Mock: Most of our parents live out in the fields; I mean their homes are in between croplands, so when there is spraying happening, it’s happening in their home along with their work. And so they’re on survival mode, they’re not able to go and buck the system because they’re just surviving.

LL: During lunch, Casimira Salazar, the migrant-ed teacher, says there are other reasons for the silence about pesticides.

Salazar: Because of strawberry company, what’s the name of the company here? … Driscoll’s… Driscoll, they also give us money and give us backpacks, so it’s sometimes a conflict of interest to complain because this is where a lot of their parents work.

LL: For Cynthia Fernandez, a 2nd grade teacher, the concern about pesticides is also personal; her son just finished kindergarten here.

Fernandez: Whatever I’ve been exposed to, he’s going to also be exposed. It’s frightening to know that things are blowing in the air.

LL: In May 2014, California’s Department of Public Health issued a detailed report on the pesticides used near schools in 15 agricultural counties. It’s the first survey of its kind on this scale.

Here in the town of Watsonville, most common are fumigants used in the strawberry business.
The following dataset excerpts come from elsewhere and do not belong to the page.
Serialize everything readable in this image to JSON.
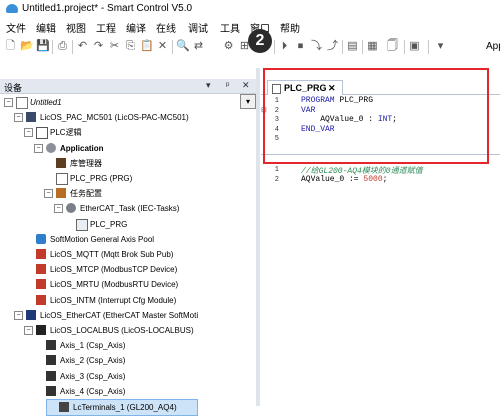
{
  "window": {
    "title": "Untitled1.project* - Smart Control V5.0"
  },
  "menu": [
    "文件",
    "编辑",
    "视图",
    "工程",
    "编译",
    "在线",
    "调试",
    "工具",
    "窗口",
    "帮助"
  ],
  "toolbar": {
    "app_label": "App",
    "badge": "2"
  },
  "device_panel": {
    "title": "设备",
    "controls": [
      "▾",
      "ᵖ",
      "✕"
    ],
    "tree": [
      {
        "label": "Untitled1",
        "indent": 0,
        "expand": "−",
        "icon": "project",
        "italic": true
      },
      {
        "label": "LicOS_PAC_MC501 (LicOS-PAC-MC501)",
        "indent": 1,
        "expand": "−",
        "icon": "device"
      },
      {
        "label": "PLC逻辑",
        "indent": 2,
        "expand": "−",
        "icon": "plc"
      },
      {
        "label": "Application",
        "indent": 3,
        "expand": "−",
        "icon": "gear",
        "bold": true
      },
      {
        "label": "库管理器",
        "indent": 4,
        "icon": "library"
      },
      {
        "label": "PLC_PRG (PRG)",
        "indent": 4,
        "icon": "doc"
      },
      {
        "label": "任务配置",
        "indent": 4,
        "expand": "−",
        "icon": "task"
      },
      {
        "label": "EtherCAT_Task (IEC-Tasks)",
        "indent": 5,
        "expand": "−",
        "icon": "cog"
      },
      {
        "label": "PLC_PRG",
        "indent": 6,
        "icon": "prg"
      },
      {
        "label": "SoftMotion General Axis Pool",
        "indent": 2,
        "icon": "axis"
      },
      {
        "label": "LicOS_MQTT (Mqtt Brok Sub Pub)",
        "indent": 2,
        "icon": "module"
      },
      {
        "label": "LicOS_MTCP (ModbusTCP Device)",
        "indent": 2,
        "icon": "module"
      },
      {
        "label": "LicOS_MRTU (ModbusRTU Device)",
        "indent": 2,
        "icon": "module"
      },
      {
        "label": "LicOS_INTM (Interrupt Cfg Module)",
        "indent": 2,
        "icon": "module"
      },
      {
        "label": "LicOS_EtherCAT (EtherCAT Master SoftMoti",
        "indent": 1,
        "expand": "−",
        "icon": "ecat"
      },
      {
        "label": "LicOS_LOCALBUS (LicOS-LOCALBUS)",
        "indent": 2,
        "expand": "−",
        "icon": "bus"
      },
      {
        "label": "Axis_1 (Csp_Axis)",
        "indent": 3,
        "icon": "axisitem"
      },
      {
        "label": "Axis_2 (Csp_Axis)",
        "indent": 3,
        "icon": "axisitem"
      },
      {
        "label": "Axis_3 (Csp_Axis)",
        "indent": 3,
        "icon": "axisitem"
      },
      {
        "label": "Axis_4 (Csp_Axis)",
        "indent": 3,
        "icon": "axisitem"
      },
      {
        "label": "LcTerminals_1 (GL200_AQ4)",
        "indent": 3,
        "icon": "io",
        "selected": true
      }
    ]
  },
  "editor": {
    "tab_label": "PLC_PRG",
    "tab_close": "✕",
    "declarations": [
      {
        "num": "1",
        "text": "PROGRAM PLC_PRG",
        "kind": "kw"
      },
      {
        "num": "2",
        "text": "VAR",
        "kind": "kw"
      },
      {
        "num": "3",
        "text": "    AQValue_0 : INT;",
        "kind": "decl"
      },
      {
        "num": "4",
        "text": "END_VAR",
        "kind": "kw"
      },
      {
        "num": "5",
        "text": "",
        "kind": "plain"
      }
    ],
    "implementation": [
      {
        "num": "1",
        "text": "//给GL200-AQ4模块的0通道赋值",
        "kind": "cm"
      },
      {
        "num": "2",
        "text": "AQValue_0 := 5000;",
        "kind": "assign"
      }
    ]
  }
}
At Ohlone School, a cheerful bunch of kids gather around a fenced off gray metal box that’s used for monitoring fumigant pesticides.

[children talking]

Ohlone School is one of six sites in California with air monitoring equipment due to a lawsuit settled in 2011, where the U.S. EPA found that Latino schoolkids in the state were overly exposed to pesticides. Brett McFadden, chief financial officer of Pajaro Valley Unified School District, is keen on the monitoring program.

McFadden: Let’s be an active participant in collecting data. Let’s look at the research, let’s talk to folks, let’s talk to our kids, let’s talk to our families that are impacted by all of this and find out what’s going on with them, and through that, we can make, you know, informed decisions long term.

* * * * *

LL: The concern isn’t just for farmworkers’ kids and communities, it’s for everyone, says UC Berkeley’s Kim Harley.

Harley: Chlorpyrifos and other organophosphate pesticides are used on food and basically all of us in the U.S. have trace levels of it in our bodies. But obviously we’re most concerned about the children and the pregnant women there living in agricultural communities that may have higher levels of exposure.

LL: Thirteen years after the U.S. EPA acted to remove chlorpyrifos from the home, there’s no sign of a ban for agricultural use, says the NRDC’s Jennifer Sass.

Sass: The pesticide manufacturers, the registrants, have people here full time whose job it is to go in and tell the EPA what they think EPA should be doing. And so they’re able to track and follow EPA, supply them their information at critical junctures, delay the process, and negotiate with EPA directly.

LL: Californians for Pesticide Reform and dozens of community groups are calling on the state’s Department of Pesticide Regulation to keep that ten-fold safety factor, and to ban the use of chlorpyrifos in California.

Meanwhile, at the local level, groups like El Quinto Sol de America are talking to growers and public officials about safer alternatives. Isabel Arrollo:

Arrollo: How can we continue farming for a hundred, ten thousand years, you know, and how can we get rid of these toxins that are bad for us? We need to make sure that eventually we can move away from chlorpyrifos.

LL: For Making Contact, I’m Li Miao Lovett, in Tulare County, California.